On Malta the small RAF force was almost under constant attack from the Luftwaffe based on Sicily and mainland Italy. It was a continual struggle to keep enough planes serviceable to be able to hit back.
Amongst the RAF bomber pilots was the exuberant Ken Rees, who had had flown his Wellington bomber under the Menai suspension bridge in Wales during training. He was already an experienced pilot when he arrived on Malta.

On the 6th November 1941 Rees's target was Naples1. He was diving down to attack a barrage balloon when:
the rear gunner reported a night-fighter coming up after us. Pulling her out of the dive, I did a semi-stall turn, but while we were still in a steep dive from that we were coned by searchlights and I found myself suddenly disoriented. By the time I’d shaken my head and recovered, the Wellington was only 500 feet above the streets of Naples, with a couple of searchlights still on us.
‘Get the searchlights’ I yelled at the gunners, and took her down to rooftop height. We lost the searchlights, and the night-fighter as well; searchlights didn’t go down to street level, which was where we were now, and I guess the night-fighter had more sense.
‘There is a point after which you can’t do anything except get on with it.
Heaven only knows what the local residents thought as they looked out into bright moonlight to see a Wellington screaming full tilt down their (nice, wide) main street. There is a point after which you can’t do anything except get on with it.
We howled out over the harbour, the gunners silent now so that none of the warships would notice us passing by; just as I’d got us low over the water I spotted a warship hard on the starboard side.

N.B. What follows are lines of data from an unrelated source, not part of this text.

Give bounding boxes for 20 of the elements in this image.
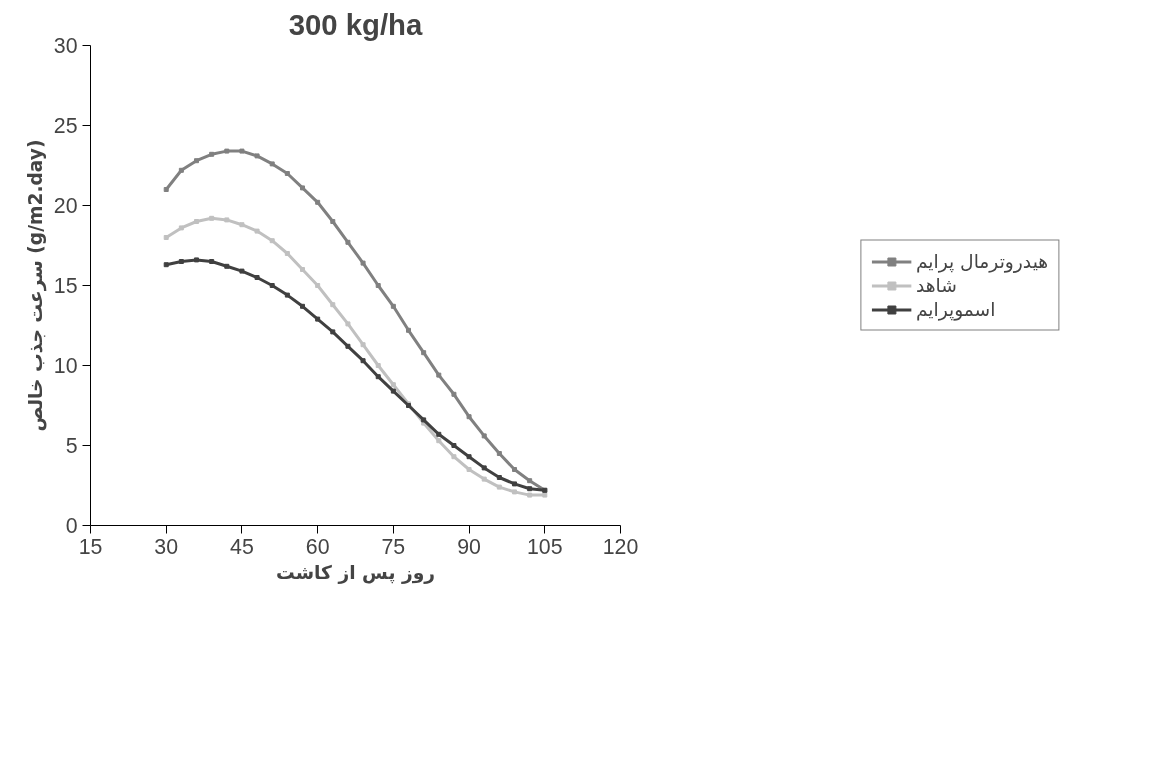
y-tick-label: 30 xyxy=(53,34,78,58)
y-tick-label: 0 xyxy=(65,514,78,538)
x-tick-label: 45 xyxy=(230,534,254,559)
y-tick-label: 10 xyxy=(53,354,78,378)
x-tick-label: 120 xyxy=(602,534,639,559)
y-axis-title: سرعت جذب خالص (g/m2.day) xyxy=(24,139,47,432)
x-tick-label: 90 xyxy=(457,534,482,559)
x-tick-label: 60 xyxy=(305,534,330,559)
y-tick-label: 15 xyxy=(53,274,78,298)
legend-label: هیدروترمال پرایم xyxy=(915,250,1049,272)
x-tick-label: 75 xyxy=(381,534,406,559)
legend-label: شاهد xyxy=(915,274,957,296)
x-tick-label: 105 xyxy=(526,534,563,559)
legend-label: اسموپرایم xyxy=(915,298,996,320)
y-tick-label: 5 xyxy=(65,434,78,458)
y-tick-label: 25 xyxy=(53,114,78,138)
x-tick-label: 30 xyxy=(154,534,179,559)
x-axis-title: روز پس از کاشت xyxy=(275,561,436,584)
y-tick-label: 20 xyxy=(53,194,78,218)
chart-title: 300 kg/ha xyxy=(288,7,424,41)
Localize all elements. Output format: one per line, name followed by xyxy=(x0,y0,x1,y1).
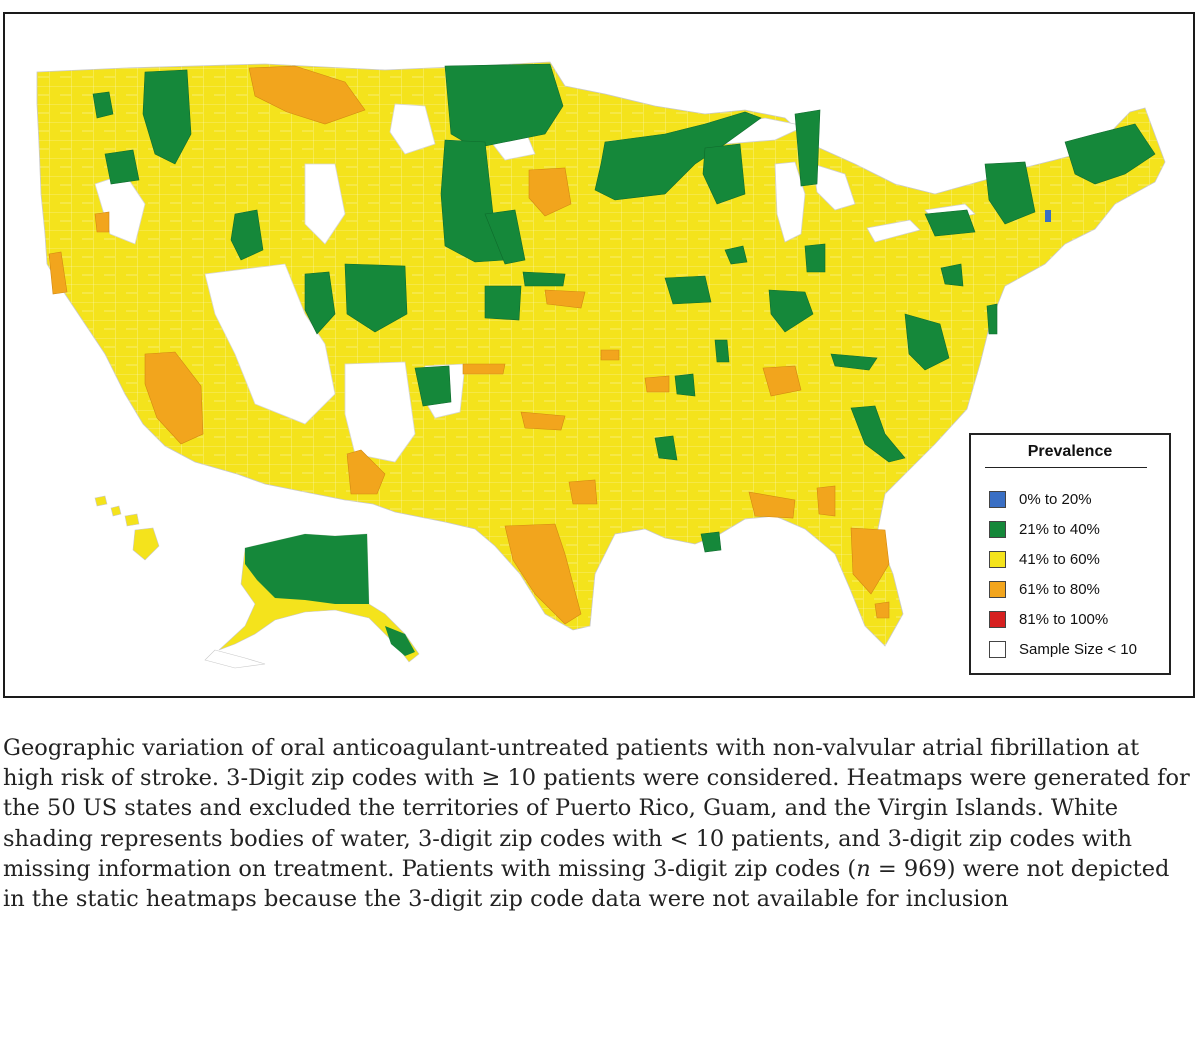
blue-region xyxy=(1045,210,1051,222)
legend-swatch xyxy=(989,521,1006,538)
legend-label: 21% to 40% xyxy=(1019,521,1100,538)
legend-swatch xyxy=(989,551,1006,568)
legend-swatch xyxy=(989,491,1006,508)
legend-divider xyxy=(985,467,1147,468)
legend-label: Sample Size < 10 xyxy=(1019,641,1137,658)
orange-regions xyxy=(48,65,890,625)
green-regions xyxy=(92,63,1156,553)
hawaii xyxy=(94,495,160,561)
legend-label: 81% to 100% xyxy=(1019,611,1109,628)
legend-label: 41% to 60% xyxy=(1019,551,1100,568)
legend-label: 61% to 80% xyxy=(1019,581,1100,598)
caption-text-part2: = 969) were not depicted in the static h… xyxy=(3,855,1170,913)
low-sample-regions xyxy=(94,103,536,463)
map-legend: Prevalence 0% to 20% 21% to 40% 41% to 6… xyxy=(969,433,1171,675)
caption-n-symbol: n xyxy=(856,855,871,882)
legend-swatch xyxy=(989,611,1006,628)
legend-label: 0% to 20% xyxy=(1019,491,1092,508)
legend-swatch xyxy=(989,641,1006,658)
legend-swatch xyxy=(989,581,1006,598)
figure-frame: Prevalence 0% to 20% 21% to 40% 41% to 6… xyxy=(3,12,1195,698)
caption-text-part1: Geographic variation of oral anticoagula… xyxy=(3,735,1190,882)
alaska xyxy=(204,533,420,669)
figure-caption: Geographic variation of oral anticoagula… xyxy=(3,733,1193,914)
legend-title: Prevalence xyxy=(1027,443,1113,460)
us-heatmap xyxy=(36,61,1166,669)
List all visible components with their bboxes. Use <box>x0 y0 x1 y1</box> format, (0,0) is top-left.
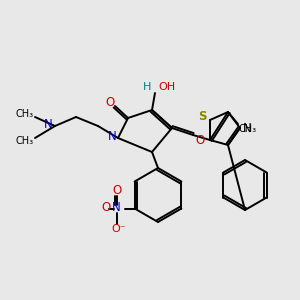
Text: O: O <box>105 95 115 109</box>
Text: O: O <box>101 201 110 214</box>
Text: H: H <box>143 82 151 92</box>
Text: CH₃: CH₃ <box>16 109 34 119</box>
Text: OH: OH <box>158 82 175 92</box>
Text: N: N <box>243 122 251 134</box>
Text: N: N <box>44 118 52 131</box>
Text: O: O <box>112 184 121 197</box>
Text: CH₃: CH₃ <box>239 124 257 134</box>
Text: N: N <box>108 130 116 143</box>
Text: CH₃: CH₃ <box>16 136 34 146</box>
Text: S: S <box>198 110 206 122</box>
Text: O⁻: O⁻ <box>111 224 126 235</box>
Text: N: N <box>112 201 121 214</box>
Text: O: O <box>195 134 205 146</box>
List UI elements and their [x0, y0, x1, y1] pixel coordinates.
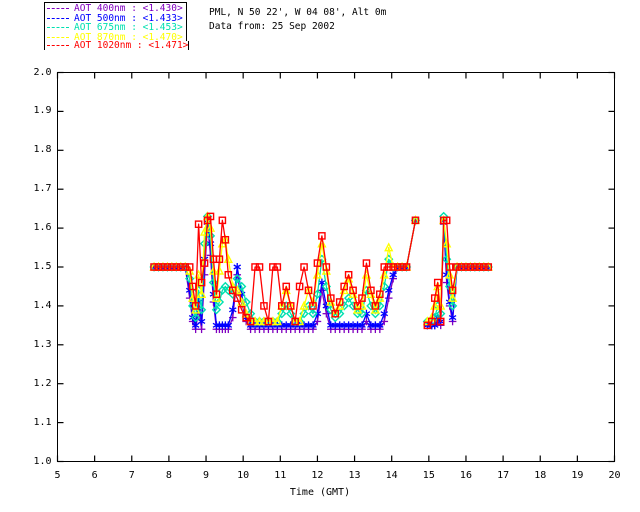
legend-label: AOT 400nm : <1.430> [74, 3, 183, 14]
y-tick-label: 1.3 [33, 338, 52, 350]
legend-item-400nm: AOT 400nm : <1.430> [47, 4, 183, 14]
x-tick-label: 5 [54, 469, 61, 481]
y-tick-label: 1.4 [33, 299, 52, 311]
y-tick-label: 1.6 [33, 222, 52, 234]
x-tick-label: 13 [348, 469, 361, 481]
y-tick-label: 1.1 [33, 416, 52, 428]
legend-dash-icon [47, 44, 69, 46]
y-tick-label: 2.0 [33, 66, 52, 78]
legend-dash-icon [47, 36, 69, 38]
x-tick-label: 18 [534, 469, 547, 481]
legend-dash-icon [47, 8, 69, 10]
x-tick-label: 10 [237, 469, 250, 481]
y-tick-label: 1.7 [33, 183, 52, 195]
legend-item-870nm: AOT 870nm : <1.470> [47, 31, 183, 43]
x-tick-label: 6 [91, 469, 98, 481]
x-tick-label: 16 [459, 469, 472, 481]
legend: AOT 400nm : <1.430> AOT 500nm : <1.433> AO… [44, 2, 187, 44]
x-tick-label: 15 [422, 469, 435, 481]
x-tick-label: 8 [165, 469, 172, 481]
x-tick-label: 11 [274, 469, 287, 481]
legend-item-1020nm: AOT 1020nm : <1.471> [44, 39, 190, 51]
plot-title-location: PML, N 50 22', W 04 08', Alt 0m [209, 7, 387, 18]
y-tick-label: 1.0 [33, 455, 52, 467]
legend-label: AOT 500nm : <1.433> [74, 12, 183, 24]
x-tick-label: 9 [203, 469, 210, 481]
legend-item-675nm: AOT 675nm : <1.453> [47, 23, 183, 33]
legend-dash-icon [47, 27, 69, 29]
x-tick-label: 7 [128, 469, 135, 481]
legend-item-500nm: AOT 500nm : <1.433> [47, 12, 183, 24]
y-tick-label: 1.9 [33, 105, 52, 117]
legend-label: AOT 870nm : <1.470> [74, 31, 183, 43]
plot-title-date: Data from: 25 Sep 2002 [209, 20, 335, 32]
x-tick-label: 19 [571, 469, 584, 481]
y-axis-label: Real Part of Refractive Index [0, 0, 1, 170]
y-tick-label: 1.5 [33, 261, 52, 272]
x-tick-label: 20 [608, 469, 621, 481]
legend-label: AOT 1020nm : <1.471> [74, 39, 189, 51]
legend-label: AOT 675nm : <1.453> [74, 22, 183, 33]
x-tick-label: 12 [311, 469, 324, 481]
x-tick-label: 14 [385, 469, 398, 481]
plot-area [57, 72, 615, 462]
plot-title-block: PML, N 50 22', W 04 08', Alt 0m Data fro… [209, 6, 386, 33]
y-tick-label: 1.2 [33, 377, 52, 389]
legend-dash-icon [47, 17, 69, 19]
x-axis-label: Time (GMT) [289, 487, 351, 498]
x-tick-label: 17 [497, 469, 510, 481]
y-tick-label: 1.8 [33, 144, 52, 156]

As we shot past it full throttle, I could see Joe’s .303 Brownings blazing away. Silly bugger was trying to sink a battleship with a pair of .303s.
On the battleship, meanwhile, all hell was breaking loose. The only reason I can think of that we survived this episode was that the Italians couldn’t hit an oversize barn door with an 88 mm.Our front guns abruptly stopped, replaced by the sound of rude French words; Joe’s guns had seized, much to my relief. ‘Sorry, Skipper,’ he sounded genuinely regretful, ‘my guns jammed’
Sadly this was one of the last trips that Joe Arsenault, the Browning machine gunner, would make. Although they were a close knit crew a few nights later Joe was ordered to urgently take the place of another gunner on another aircraft, who had gone sick.
Joe pulled his flying kit over his pyjamas, and that was the last we ever saw of him: the entire crew never came back, and Joe, dour, fearless, dependable, inarticulate Joe was gone with them.


Ken Rees would later become a Prisoner of War and participated in ‘The Great Escape’ from Stalag Luft III in 1944. Rees’ adventures there saw him being sent to solitary confinement or ‘the cooler’ on more than one occasion. He was therefore considered, in some respects, to be the model for the character played by Steve McQueen in the subsequent film. The Hollywood film was a heavy with fictional embellishments of the main event.